NEW YORK -- Skittishness about the presidential election and signs that the economy remains sluggish drove stocks lower yesterday.
"People are cleaning up the books ahead of the election," said John Schraff, a trader at Daiwa Securities America. "It's getting too close to call."
The Dow Jones industrial average dropped 19.99, to 3,226.28, after bumping up against a recent high of 3,250. For the week, the Dow gained 18.64 points.
The latest Newsweek/Gallup poll of likely voters showed President Bush trailing Gov. Bill Clinton by 39 percent to 41 percent, a smaller gap than previous polls have shown. Other polls, however, show Mr. Clinton with a lead of several percentage points over Mr. Bush. The election is Tuesday.
"Although the market's watching the polls closely, nobody's putting any big bets on them," said Kenneth Ducey, director of trading at BT Brokerage.

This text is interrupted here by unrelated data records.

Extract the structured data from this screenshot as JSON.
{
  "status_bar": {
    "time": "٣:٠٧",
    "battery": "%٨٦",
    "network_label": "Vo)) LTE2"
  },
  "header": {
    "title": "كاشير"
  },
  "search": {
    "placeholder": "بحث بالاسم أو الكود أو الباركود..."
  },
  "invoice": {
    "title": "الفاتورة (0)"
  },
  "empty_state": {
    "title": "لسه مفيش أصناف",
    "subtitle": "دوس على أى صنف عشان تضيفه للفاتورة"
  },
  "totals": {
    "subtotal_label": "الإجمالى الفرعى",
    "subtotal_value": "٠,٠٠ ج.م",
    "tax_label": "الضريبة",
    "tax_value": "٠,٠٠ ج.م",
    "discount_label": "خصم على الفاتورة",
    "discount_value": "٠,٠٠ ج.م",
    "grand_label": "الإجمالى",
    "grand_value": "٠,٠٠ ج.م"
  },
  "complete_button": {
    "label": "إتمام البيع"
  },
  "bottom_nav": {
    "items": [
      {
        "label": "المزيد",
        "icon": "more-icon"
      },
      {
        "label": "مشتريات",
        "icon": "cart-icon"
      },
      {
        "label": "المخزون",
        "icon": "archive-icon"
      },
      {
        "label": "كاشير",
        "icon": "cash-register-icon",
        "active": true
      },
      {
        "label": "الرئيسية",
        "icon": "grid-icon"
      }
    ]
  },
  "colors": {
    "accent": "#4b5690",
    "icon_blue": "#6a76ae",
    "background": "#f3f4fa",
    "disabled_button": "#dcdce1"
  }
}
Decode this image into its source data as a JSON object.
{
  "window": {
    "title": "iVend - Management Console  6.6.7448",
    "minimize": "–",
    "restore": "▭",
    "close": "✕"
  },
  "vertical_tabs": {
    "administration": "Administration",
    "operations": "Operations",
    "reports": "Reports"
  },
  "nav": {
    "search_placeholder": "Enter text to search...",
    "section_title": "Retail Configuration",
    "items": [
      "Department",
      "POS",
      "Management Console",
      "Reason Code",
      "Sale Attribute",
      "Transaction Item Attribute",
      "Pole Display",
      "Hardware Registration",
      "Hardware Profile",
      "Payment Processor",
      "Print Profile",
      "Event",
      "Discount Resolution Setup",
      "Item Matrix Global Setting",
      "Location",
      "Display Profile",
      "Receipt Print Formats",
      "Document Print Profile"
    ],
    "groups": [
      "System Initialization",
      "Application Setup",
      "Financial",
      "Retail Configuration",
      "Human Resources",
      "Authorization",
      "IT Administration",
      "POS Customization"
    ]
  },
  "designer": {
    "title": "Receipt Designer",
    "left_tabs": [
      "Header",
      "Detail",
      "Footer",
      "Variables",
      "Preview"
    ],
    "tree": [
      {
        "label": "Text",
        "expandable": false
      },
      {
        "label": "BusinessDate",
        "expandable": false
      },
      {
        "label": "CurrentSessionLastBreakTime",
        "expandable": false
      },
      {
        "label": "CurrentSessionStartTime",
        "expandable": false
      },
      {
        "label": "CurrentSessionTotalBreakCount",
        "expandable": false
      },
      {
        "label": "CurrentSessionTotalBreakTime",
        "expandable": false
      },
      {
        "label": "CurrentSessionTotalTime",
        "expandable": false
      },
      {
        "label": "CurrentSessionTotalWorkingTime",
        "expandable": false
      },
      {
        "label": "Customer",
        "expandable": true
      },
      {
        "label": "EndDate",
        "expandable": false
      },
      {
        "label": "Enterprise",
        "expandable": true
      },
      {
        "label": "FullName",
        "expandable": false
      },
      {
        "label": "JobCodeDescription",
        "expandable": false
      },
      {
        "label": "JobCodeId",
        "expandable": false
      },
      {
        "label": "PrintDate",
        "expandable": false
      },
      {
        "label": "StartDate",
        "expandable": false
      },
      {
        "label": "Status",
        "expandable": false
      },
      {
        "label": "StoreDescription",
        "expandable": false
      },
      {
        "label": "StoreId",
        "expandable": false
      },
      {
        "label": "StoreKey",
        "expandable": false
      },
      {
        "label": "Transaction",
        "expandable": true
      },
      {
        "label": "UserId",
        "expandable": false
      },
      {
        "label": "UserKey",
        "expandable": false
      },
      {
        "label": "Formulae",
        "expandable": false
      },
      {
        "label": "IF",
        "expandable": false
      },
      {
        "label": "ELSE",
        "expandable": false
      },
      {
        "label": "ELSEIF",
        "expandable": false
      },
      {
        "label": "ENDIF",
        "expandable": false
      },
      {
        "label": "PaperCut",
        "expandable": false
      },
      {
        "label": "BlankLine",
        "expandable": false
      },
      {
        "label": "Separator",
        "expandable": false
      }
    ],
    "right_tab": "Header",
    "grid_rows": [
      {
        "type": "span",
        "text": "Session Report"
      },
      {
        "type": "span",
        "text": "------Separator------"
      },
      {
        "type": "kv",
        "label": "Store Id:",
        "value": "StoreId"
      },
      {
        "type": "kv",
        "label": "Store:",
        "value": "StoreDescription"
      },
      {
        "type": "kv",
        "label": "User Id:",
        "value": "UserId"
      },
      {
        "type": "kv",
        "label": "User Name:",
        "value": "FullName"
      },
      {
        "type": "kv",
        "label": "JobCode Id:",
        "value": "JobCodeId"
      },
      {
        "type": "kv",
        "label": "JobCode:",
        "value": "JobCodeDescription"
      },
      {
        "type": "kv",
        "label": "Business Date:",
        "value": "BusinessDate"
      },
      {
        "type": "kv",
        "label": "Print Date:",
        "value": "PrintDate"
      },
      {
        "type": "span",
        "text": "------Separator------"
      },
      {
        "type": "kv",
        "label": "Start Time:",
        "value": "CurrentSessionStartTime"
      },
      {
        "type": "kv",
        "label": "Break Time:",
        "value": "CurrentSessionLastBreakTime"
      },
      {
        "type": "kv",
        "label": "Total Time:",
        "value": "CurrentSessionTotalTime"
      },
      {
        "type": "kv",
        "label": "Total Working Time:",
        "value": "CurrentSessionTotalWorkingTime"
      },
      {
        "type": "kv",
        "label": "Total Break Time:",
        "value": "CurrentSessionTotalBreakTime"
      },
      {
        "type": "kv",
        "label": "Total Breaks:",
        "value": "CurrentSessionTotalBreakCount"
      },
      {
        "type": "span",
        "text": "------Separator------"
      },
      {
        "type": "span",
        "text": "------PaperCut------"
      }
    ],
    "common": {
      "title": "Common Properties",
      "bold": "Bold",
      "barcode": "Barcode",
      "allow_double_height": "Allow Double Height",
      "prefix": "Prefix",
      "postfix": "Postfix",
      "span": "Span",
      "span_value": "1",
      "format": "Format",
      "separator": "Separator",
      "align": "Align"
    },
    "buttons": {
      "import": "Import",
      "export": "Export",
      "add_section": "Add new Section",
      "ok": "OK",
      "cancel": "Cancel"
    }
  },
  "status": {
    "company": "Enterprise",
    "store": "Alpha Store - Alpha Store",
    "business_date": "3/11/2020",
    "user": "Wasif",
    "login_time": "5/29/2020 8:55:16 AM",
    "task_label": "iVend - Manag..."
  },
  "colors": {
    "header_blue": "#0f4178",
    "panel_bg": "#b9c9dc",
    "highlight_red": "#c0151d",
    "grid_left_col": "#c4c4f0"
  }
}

A spate of discouraging economic reports also drove stocks lower. The Commerce Department said sales of new single-family houses fell 1 percent in September. Separately, the University of Michigan's consumer sentiment index dropped to 73.3 in October, from 75.6 in September.
Reflecting the soft economy, R.H. Macy reported a loss of $1.25 billion for the year, including $263 million in charges stemming from a reorganization and proceedings under Chapter 11 bankruptcy protection.
The Standard & Poor's 500 declined 2.19, to 418.67, while the NASDAQ Composite Index fell 0.66, to 605.16.
Advancers and decliners were about even, with 757 stocks rising and 736 falling on the New York Stock Exchange. Trading picked up toward the end of the session, to total about 198 million shares.
"There's no compelling reason to get in there and do some buying," said Jack Solomon, a market analyst at Bear Stearns.